Und dann sah Cassie Adam und Diana, die eng zusammenstanden. Diana hatte ihren Kopf mit dem langen goldblonden Haar auf Adams Schulter gelegt. Er hielt sie beschützend im Arm. Sein eigenes Haar war dunkel wie schwerer roter Wein.
»Wenn du es ihr erzählst, wird es sie umbringen«, ertönte Fayes Stimme hinter Cassie. »Du wirst ihr Vertrauen in alles, woran sie je geglaubt hat, zerstören. Und du wirst ihr den einzigen Menschen wegnehmen, auf den sie sich blind verlassen und an den sie sich lehnen kann. Ist es das, was du willst?«
»Faye …« Cassie kochte vor Wut.
»Und natürlich wirst du aus dem Klub verbannt. Das weißt du doch, oder? Was glaubst du, was Melanie und Laurel empfinden werden, wenn sie hören, dass du mit Dianas Freund herumgeknutscht hast? Keine von beiden wird jemals wieder ein Wort mit dir wechseln, selbst nicht, um die Zahl der Mitglieder vollständig zu erhalten. Der Zirkel wird also ebenfalls zerstört.«
Cassie hatte die Zähne fest zusammengebissen. Sie hatte große Lust, Faye zu schlagen, aber was würde das schon bringen. Denn Faye hatte recht. Cassie glaubte, dass sie es aushalten würde, aus dem Klub ausgestoßen und wieder zur Außenseiterin in der Schule zu werden; sie könnte es auch ertragen, diejenige zu sein, die dem Zirkel den Todesstoß versetzte. Aber die Vorstellung von Dianas Gesicht, wenn sie erfuhr …
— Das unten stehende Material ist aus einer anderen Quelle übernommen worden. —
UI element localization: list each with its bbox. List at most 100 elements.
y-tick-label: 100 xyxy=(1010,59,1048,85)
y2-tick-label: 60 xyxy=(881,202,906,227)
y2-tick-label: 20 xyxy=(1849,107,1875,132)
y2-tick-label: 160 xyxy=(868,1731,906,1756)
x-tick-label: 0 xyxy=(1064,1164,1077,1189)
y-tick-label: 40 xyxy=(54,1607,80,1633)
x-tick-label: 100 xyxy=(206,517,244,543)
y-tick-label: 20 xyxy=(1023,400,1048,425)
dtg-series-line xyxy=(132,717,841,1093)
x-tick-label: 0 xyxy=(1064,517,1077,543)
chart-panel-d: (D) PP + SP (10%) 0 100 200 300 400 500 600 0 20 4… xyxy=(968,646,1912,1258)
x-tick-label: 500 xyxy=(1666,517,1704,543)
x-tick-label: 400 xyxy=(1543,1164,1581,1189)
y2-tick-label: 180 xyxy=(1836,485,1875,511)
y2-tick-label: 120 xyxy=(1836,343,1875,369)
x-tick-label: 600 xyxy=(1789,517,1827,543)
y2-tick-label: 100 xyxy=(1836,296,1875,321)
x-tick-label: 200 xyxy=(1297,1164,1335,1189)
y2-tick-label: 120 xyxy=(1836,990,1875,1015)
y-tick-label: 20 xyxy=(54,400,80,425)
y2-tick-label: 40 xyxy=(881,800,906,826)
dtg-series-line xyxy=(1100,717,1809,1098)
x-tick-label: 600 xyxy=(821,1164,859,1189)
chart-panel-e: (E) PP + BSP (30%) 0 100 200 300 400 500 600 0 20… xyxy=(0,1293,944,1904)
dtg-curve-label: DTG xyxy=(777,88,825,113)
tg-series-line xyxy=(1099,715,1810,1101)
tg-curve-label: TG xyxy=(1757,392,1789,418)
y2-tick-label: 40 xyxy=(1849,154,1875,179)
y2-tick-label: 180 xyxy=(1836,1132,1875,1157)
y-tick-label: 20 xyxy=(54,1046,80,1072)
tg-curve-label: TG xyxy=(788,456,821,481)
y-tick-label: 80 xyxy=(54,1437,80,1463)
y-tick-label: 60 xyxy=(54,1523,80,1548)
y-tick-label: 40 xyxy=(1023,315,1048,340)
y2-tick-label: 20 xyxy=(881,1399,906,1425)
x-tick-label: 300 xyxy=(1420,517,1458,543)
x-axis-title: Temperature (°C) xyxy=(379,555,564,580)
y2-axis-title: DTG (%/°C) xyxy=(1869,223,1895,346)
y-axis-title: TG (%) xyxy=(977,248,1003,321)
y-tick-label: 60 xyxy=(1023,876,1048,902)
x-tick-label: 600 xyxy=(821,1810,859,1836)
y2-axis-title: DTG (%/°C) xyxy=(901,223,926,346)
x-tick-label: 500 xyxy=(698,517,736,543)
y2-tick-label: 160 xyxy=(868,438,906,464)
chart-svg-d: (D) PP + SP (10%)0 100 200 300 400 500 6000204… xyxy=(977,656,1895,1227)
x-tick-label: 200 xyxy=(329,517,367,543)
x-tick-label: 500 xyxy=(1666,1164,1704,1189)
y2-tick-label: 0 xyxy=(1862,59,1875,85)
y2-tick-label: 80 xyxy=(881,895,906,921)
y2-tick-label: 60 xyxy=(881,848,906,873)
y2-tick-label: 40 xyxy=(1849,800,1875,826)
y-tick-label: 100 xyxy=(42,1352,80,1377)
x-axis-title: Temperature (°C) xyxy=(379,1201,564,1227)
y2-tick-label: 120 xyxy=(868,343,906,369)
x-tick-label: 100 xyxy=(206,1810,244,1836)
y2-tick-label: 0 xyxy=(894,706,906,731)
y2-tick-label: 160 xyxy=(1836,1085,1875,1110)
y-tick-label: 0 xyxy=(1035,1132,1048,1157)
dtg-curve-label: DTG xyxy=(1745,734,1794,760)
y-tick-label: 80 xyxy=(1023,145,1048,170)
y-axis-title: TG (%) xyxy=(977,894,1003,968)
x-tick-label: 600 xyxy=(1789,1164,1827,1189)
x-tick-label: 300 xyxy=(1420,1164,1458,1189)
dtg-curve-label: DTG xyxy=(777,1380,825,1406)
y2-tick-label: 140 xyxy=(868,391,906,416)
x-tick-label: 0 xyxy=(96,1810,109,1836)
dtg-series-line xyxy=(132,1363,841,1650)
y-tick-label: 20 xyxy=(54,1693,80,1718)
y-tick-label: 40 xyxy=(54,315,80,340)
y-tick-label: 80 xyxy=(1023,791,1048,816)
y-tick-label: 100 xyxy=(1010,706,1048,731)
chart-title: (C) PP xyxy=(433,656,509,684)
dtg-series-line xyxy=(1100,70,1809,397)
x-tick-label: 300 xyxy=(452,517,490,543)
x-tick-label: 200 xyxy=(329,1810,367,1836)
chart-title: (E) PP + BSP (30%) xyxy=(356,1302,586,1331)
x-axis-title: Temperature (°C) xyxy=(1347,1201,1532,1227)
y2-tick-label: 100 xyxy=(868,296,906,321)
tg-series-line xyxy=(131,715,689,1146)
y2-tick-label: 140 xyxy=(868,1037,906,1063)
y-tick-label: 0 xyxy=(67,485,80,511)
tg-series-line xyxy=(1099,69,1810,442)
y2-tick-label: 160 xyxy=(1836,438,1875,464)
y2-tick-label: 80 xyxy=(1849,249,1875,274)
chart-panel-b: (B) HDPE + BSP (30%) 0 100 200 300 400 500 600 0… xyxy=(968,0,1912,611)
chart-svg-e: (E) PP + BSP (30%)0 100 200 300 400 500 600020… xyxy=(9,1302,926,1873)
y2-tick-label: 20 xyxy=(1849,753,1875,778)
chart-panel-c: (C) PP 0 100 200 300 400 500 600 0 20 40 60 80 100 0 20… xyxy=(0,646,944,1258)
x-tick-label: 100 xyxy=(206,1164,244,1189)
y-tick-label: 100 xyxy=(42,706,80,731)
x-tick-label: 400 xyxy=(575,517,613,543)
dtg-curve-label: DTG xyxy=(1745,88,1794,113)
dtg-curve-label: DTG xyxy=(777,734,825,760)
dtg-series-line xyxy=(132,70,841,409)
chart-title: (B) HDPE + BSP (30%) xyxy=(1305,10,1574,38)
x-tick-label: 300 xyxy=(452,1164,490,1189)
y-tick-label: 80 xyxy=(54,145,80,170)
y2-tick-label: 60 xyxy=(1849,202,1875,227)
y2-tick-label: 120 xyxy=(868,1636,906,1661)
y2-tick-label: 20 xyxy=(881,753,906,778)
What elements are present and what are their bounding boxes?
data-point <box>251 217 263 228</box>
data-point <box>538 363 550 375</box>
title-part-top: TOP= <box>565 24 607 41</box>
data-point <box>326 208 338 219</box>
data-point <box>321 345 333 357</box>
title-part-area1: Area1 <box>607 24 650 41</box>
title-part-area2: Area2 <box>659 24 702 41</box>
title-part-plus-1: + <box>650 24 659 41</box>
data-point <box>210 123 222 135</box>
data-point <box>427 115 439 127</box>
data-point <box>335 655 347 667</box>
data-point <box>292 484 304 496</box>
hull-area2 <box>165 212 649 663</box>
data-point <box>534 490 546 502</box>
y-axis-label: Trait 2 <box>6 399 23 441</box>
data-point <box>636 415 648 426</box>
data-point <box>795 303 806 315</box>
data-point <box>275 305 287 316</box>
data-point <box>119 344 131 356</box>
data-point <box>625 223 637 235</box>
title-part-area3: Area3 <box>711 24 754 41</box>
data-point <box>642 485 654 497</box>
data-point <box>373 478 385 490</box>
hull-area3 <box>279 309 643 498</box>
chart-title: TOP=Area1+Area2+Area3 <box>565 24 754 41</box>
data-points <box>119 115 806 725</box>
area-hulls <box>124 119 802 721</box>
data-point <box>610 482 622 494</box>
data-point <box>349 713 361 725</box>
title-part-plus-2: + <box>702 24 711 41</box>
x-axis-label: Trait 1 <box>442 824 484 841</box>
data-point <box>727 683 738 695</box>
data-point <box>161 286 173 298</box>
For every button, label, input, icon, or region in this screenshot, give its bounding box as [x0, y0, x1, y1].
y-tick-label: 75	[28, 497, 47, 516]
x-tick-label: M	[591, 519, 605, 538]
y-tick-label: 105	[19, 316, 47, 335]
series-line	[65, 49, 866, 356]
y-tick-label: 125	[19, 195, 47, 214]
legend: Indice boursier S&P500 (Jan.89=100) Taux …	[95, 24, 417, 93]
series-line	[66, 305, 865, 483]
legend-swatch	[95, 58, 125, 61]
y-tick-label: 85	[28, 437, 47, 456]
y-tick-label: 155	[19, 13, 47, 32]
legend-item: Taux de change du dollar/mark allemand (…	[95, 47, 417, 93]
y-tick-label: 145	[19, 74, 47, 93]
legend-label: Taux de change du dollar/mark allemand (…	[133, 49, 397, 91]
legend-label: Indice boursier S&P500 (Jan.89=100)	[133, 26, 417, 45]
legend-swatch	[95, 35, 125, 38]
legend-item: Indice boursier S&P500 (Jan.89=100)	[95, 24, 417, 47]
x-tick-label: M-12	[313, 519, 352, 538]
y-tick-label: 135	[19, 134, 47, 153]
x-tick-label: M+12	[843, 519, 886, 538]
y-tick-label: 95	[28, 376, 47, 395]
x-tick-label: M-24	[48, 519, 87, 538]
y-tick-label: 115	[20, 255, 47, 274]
Diana würde es nicht verkraften. Und sie würde Cassie kein Wort mehr glauben. Ihre hoffnungsvollen Fantasien, Diana alles zu beichten und auf ihr Verständnis zu hoffen, zerplatzten wie eine Seifenblase.
»Und was ich will, ist doch ganz vernünftig«, fuhr Faye sanft und fast einschmeichelnd fort. »Ich möchte mir den Schädel nur eine kleine Weile ansehen. Ich weiß schon, was ich tue. Du wirst ihn doch für mich holen, nicht wahr, Cassie? Noch heute?«
Cassie schloss die Augen. Hinter ihren geschlossenen Lidern glühte ein Licht, rot wie Feuer.